2Sorbonne Université, INSERM, Centre de Recherche Saint-Antoine (CRSA), Institute of Cardiometabolism and Nutrition (ICAN), Paris, France.
3Sorbonne Université, INSERM, Institut Pierre Louis d'Épidémiologie et de Santé Publique, Paris, France.
4BioPredictive, Paris, France.
5Hepatology Unit Hôpital Haut-Lévêque, Pessac, and INSERM U1053, Université Bordeaux Segalen, Bordeaux, France.
6Hospices civils de Lyon, Hôpital Croix Rousse, Department of Hepatology, INSERM U1052, Université de Lyon, Lyon, France.
7AP-HP, Hospital Paul Brousse, Hepatology Department, UMR-S1193, Villejuif, France.
8Université Paris-Saclay, and Hepatinov, Villejuif, France.
9CHRU Claude Huriez, Hepatology Department Lille, France.
10Assistance Publique-Hôpitaux de Paris (AP-HP), Department of Hepato-Gastroenterology, AP-HP, Hôpital Cochin, Hepatology Department, Paris, France.
Abstract
Background & aims: The Liver Cancer Risk test algorithm (LCR1-LCR2) is a multianalyte blood test combining proteins involved in liver cell repair (apolipoprotein-A1 and haptoglobin), known hepatocellular carcinoma (HCC) risk factors (sex, age, and gamma-glutamyl transferase), a marker of fibrosis (alpha2-macroglobulin) and alpha-fetoprotein (AFP), a specific marker of HCC. The aim was to externally validate the LCR1-LCR2 in patients with chronic HCV (CHC) treated or not with antivirals.
Methods: Pre-included patients were from the Hepather cohort, a multicentre prospective study in adult patients with CHC in France.
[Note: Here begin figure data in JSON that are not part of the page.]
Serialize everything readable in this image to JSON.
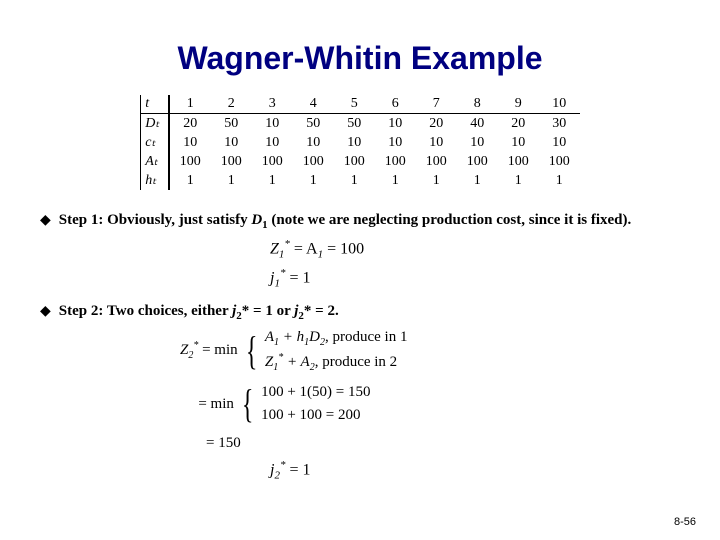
{
  "slide": {
    "title": "Wagner-Whitin Example",
    "page_number": "8-56"
  },
  "table": {
    "header_label": "t",
    "rows": [
      {
        "label": "Dₜ",
        "values": [
          "20",
          "50",
          "10",
          "50",
          "50",
          "10",
          "20",
          "40",
          "20",
          "30"
        ]
      },
      {
        "label": "cₜ",
        "values": [
          "10",
          "10",
          "10",
          "10",
          "10",
          "10",
          "10",
          "10",
          "10",
          "10"
        ]
      },
      {
        "label": "Aₜ",
        "values": [
          "100",
          "100",
          "100",
          "100",
          "100",
          "100",
          "100",
          "100",
          "100",
          "100"
        ]
      },
      {
        "label": "hₜ",
        "values": [
          "1",
          "1",
          "1",
          "1",
          "1",
          "1",
          "1",
          "1",
          "1",
          "1"
        ]
      }
    ],
    "periods": [
      "1",
      "2",
      "3",
      "4",
      "5",
      "6",
      "7",
      "8",
      "9",
      "10"
    ]
  },
  "step1": {
    "text_a": "Step 1: Obviously, just satisfy ",
    "d1": "D",
    "d1_sub": "1",
    "text_b": " (note we are neglecting production cost, since it is fixed).",
    "eq_z": "Z",
    "eq_z_sub": "1",
    "eq_z_sup": "*",
    "eq_z_rhs": " = A",
    "eq_z_rhs_sub": "1",
    "eq_z_val": " = 100",
    "eq_j": "j",
    "eq_j_sub": "1",
    "eq_j_sup": "*",
    "eq_j_val": " = 1"
  },
  "step2": {
    "text_a": "Step 2: Two choices, either ",
    "j2a": "j",
    "j2a_sub": "2",
    "j2a_sup": "*",
    "text_b": " = 1 or ",
    "j2b": "j",
    "j2b_sub": "2",
    "j2b_sup": "*",
    "text_c": " = 2.",
    "lhs": "Z",
    "lhs_sub": "2",
    "lhs_sup": "*",
    "min": " = min",
    "case1_a": "A",
    "case1_a_sub": "1",
    "case1_plus": " + h",
    "case1_h_sub": "1",
    "case1_d": "D",
    "case1_d_sub": "2",
    "case1_txt": ", produce in 1",
    "case2_z": "Z",
    "case2_z_sub": "1",
    "case2_z_sup": "*",
    "case2_plus": " + A",
    "case2_a_sub": "2",
    "case2_txt": ", produce in 2",
    "num_case1": "100 + 1(50) = 150",
    "num_case2": "100 + 100 = 200",
    "result": "= 150",
    "j2_final": "j",
    "j2_final_sub": "2",
    "j2_final_sup": "*",
    "j2_final_val": " = 1"
  }
}
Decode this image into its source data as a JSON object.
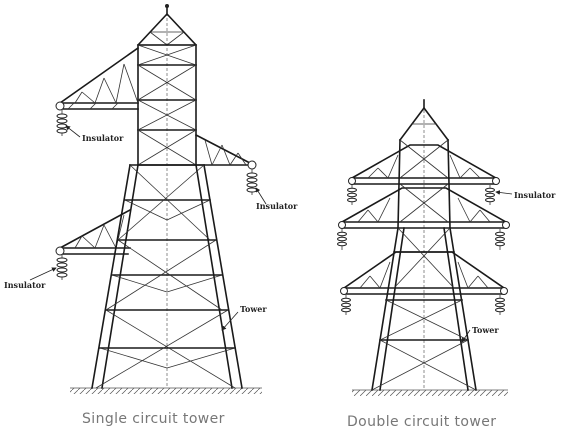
{
  "left_tower": {
    "caption": "Single circuit tower",
    "insulator_label_upper": "Insulator",
    "insulator_label_right": "Insulator",
    "insulator_label_lower": "Insulator",
    "tower_label": "Tower"
  },
  "right_tower": {
    "caption": "Double circuit tower",
    "insulator_label": "Insulator",
    "tower_label": "Tower"
  }
}
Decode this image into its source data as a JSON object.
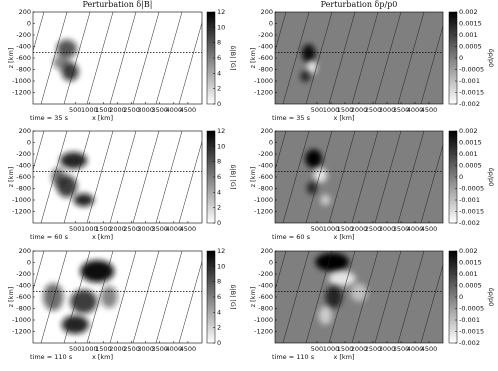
{
  "chart_data": [
    {
      "type": "heatmap",
      "title": "Perturbation δ|B|",
      "xlabel": "x [km]",
      "ylabel": "z [km]",
      "annotation": "time = 35 s",
      "xlim": [
        -1000,
        5000
      ],
      "xticks": [
        500,
        1000,
        1500,
        2000,
        2500,
        3000,
        3500,
        4000,
        4500
      ],
      "ylim": [
        -1400,
        200
      ],
      "yticks": [
        200,
        0,
        -200,
        -400,
        -600,
        -800,
        -1000,
        -1200
      ],
      "colorbar": {
        "label": "δ|B| [G]",
        "lim": [
          0,
          12
        ],
        "ticks": [
          0,
          2,
          4,
          6,
          8,
          10,
          12
        ]
      }
    },
    {
      "type": "heatmap",
      "title": "Perturbation δp/p0",
      "xlabel": "x [km]",
      "ylabel": "z [km]",
      "annotation": "time = 35 s",
      "xlim": [
        -1000,
        5000
      ],
      "xticks": [
        500,
        1000,
        1500,
        2000,
        2500,
        3000,
        3500,
        4000,
        4500
      ],
      "ylim": [
        -1400,
        200
      ],
      "yticks": [
        200,
        0,
        -200,
        -400,
        -600,
        -800,
        -1000,
        -1200
      ],
      "colorbar": {
        "label": "δp/p0",
        "lim": [
          -0.002,
          0.002
        ],
        "ticks": [
          0.002,
          0.0015,
          0.001,
          0.0005,
          0,
          -0.0005,
          -0.001,
          -0.0015,
          -0.002
        ]
      }
    },
    {
      "type": "heatmap",
      "xlabel": "x [km]",
      "ylabel": "z [km]",
      "annotation": "time = 60 s",
      "xlim": [
        -1000,
        5000
      ],
      "xticks": [
        500,
        1000,
        1500,
        2000,
        2500,
        3000,
        3500,
        4000,
        4500
      ],
      "ylim": [
        -1400,
        200
      ],
      "yticks": [
        200,
        0,
        -200,
        -400,
        -600,
        -800,
        -1000,
        -1200
      ],
      "colorbar": {
        "label": "δ|B| [G]",
        "lim": [
          0,
          12
        ],
        "ticks": [
          0,
          2,
          4,
          6,
          8,
          10,
          12
        ]
      }
    },
    {
      "type": "heatmap",
      "xlabel": "x [km]",
      "ylabel": "z [km]",
      "annotation": "time = 60 s",
      "xlim": [
        -1000,
        5000
      ],
      "xticks": [
        500,
        1000,
        1500,
        2000,
        2500,
        3000,
        3500,
        4000,
        4500
      ],
      "ylim": [
        -1400,
        200
      ],
      "yticks": [
        200,
        0,
        -200,
        -400,
        -600,
        -800,
        -1000,
        -1200
      ],
      "colorbar": {
        "label": "δp/p0",
        "lim": [
          -0.002,
          0.002
        ],
        "ticks": [
          0.002,
          0.0015,
          0.001,
          0.0005,
          0,
          -0.0005,
          -0.001,
          -0.0015,
          -0.002
        ]
      }
    },
    {
      "type": "heatmap",
      "xlabel": "x [km]",
      "ylabel": "z [km]",
      "annotation": "time = 110 s",
      "xlim": [
        -1000,
        5000
      ],
      "xticks": [
        500,
        1000,
        1500,
        2000,
        2500,
        3000,
        3500,
        4000,
        4500
      ],
      "ylim": [
        -1400,
        200
      ],
      "yticks": [
        200,
        0,
        -200,
        -400,
        -600,
        -800,
        -1000,
        -1200
      ],
      "colorbar": {
        "label": "δ|B| [G]",
        "lim": [
          0,
          12
        ],
        "ticks": [
          0,
          2,
          4,
          6,
          8,
          10,
          12
        ]
      }
    },
    {
      "type": "heatmap",
      "xlabel": "x [km]",
      "ylabel": "z [km]",
      "annotation": "time = 110 s",
      "xlim": [
        -1000,
        5000
      ],
      "xticks": [
        500,
        1000,
        1500,
        2000,
        2500,
        3000,
        3500,
        4000,
        4500
      ],
      "ylim": [
        -1400,
        200
      ],
      "yticks": [
        200,
        0,
        -200,
        -400,
        -600,
        -800,
        -1000,
        -1200
      ],
      "colorbar": {
        "label": "δp/p0",
        "lim": [
          -0.002,
          0.002
        ],
        "ticks": [
          0.002,
          0.0015,
          0.001,
          0.0005,
          0,
          -0.0005,
          -0.001,
          -0.0015,
          -0.002
        ]
      }
    }
  ]
}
LCR1-LCR2 was assessed retrospectively in patients with the test components and AFP, available at baseline. The co-primary study outcome was the negative predictive value (NPV) of LCR1-LCR2 for the occurrence of HCC at 5 years and for survival without HCC according to the predetermined LCR1-LCR2 cut-offs. The cut-offs were adjusted for risk covariables and for the response to HCV treatment, and were quantified using time-dependent proportional hazards models.
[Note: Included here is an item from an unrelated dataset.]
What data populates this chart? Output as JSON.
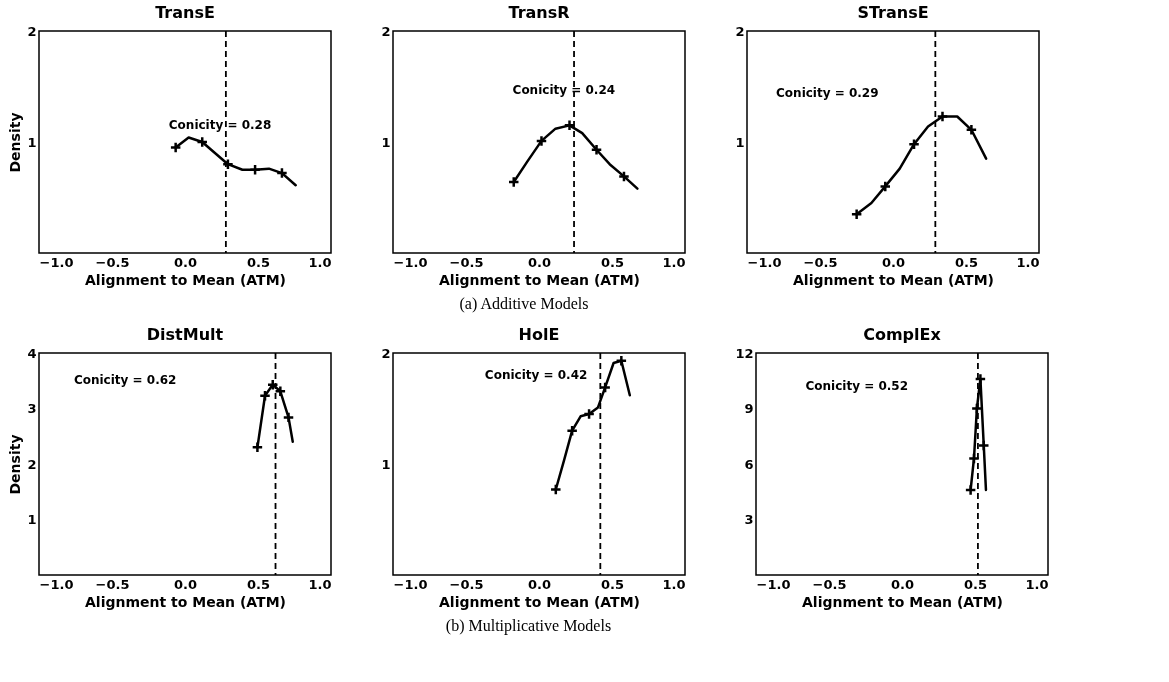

Results: In total, 4,903 patients, 1,026 (21.9%) with baseline cirrhosis, were included in the study. Patients were followed for a median of 5.7 (IQR 4.2-11.3) years. A total of 3,788/4,903 (77.3%) patients had a sustained virological response. There were 137 cases of HCC at 5 years and 214 at the end of follow-up. HCC occurred at 5 years in 24/3,755 patients with low-risk LCR1-LCR2 compared with 113/1,148 patients with high-risk LCR1-LCR2. The NPV was 99.4% (95% CI 99.1-99.6). Similar findings (hazard ratio, 10.8; 95% CI, 8.1-14.3; p <0.001) were obtained after adjustment for exposure to antivirals, age, sex, geographical origin, HCV genotype 3, alcohol consumption, and type 2 diabetes mellitus.
Conclusions: The results showed that LCR1-LCR2 can be used to successfully identify patients with HCV at very low risk of HCC at 5 years.
Lay summary: Hepatocellular carcinoma (HCC) is the fourth leading cause of cancer-related death worldwide and the fastest growing cause of cancer death in many countries. We constructed and internally validated a new multianalyte blood test to assess this Liver Cancer Risk (LCR1-LCR2). This study confirmed the performance of LCR1-LCR2 in patients with chronic HCV in the national French cohort Hepather, and its ability to identify patients at a very low risk of HCC at 5 years.
Clinical trials registration: The study is registered at ClinicalTrials.gov (NCT01953458).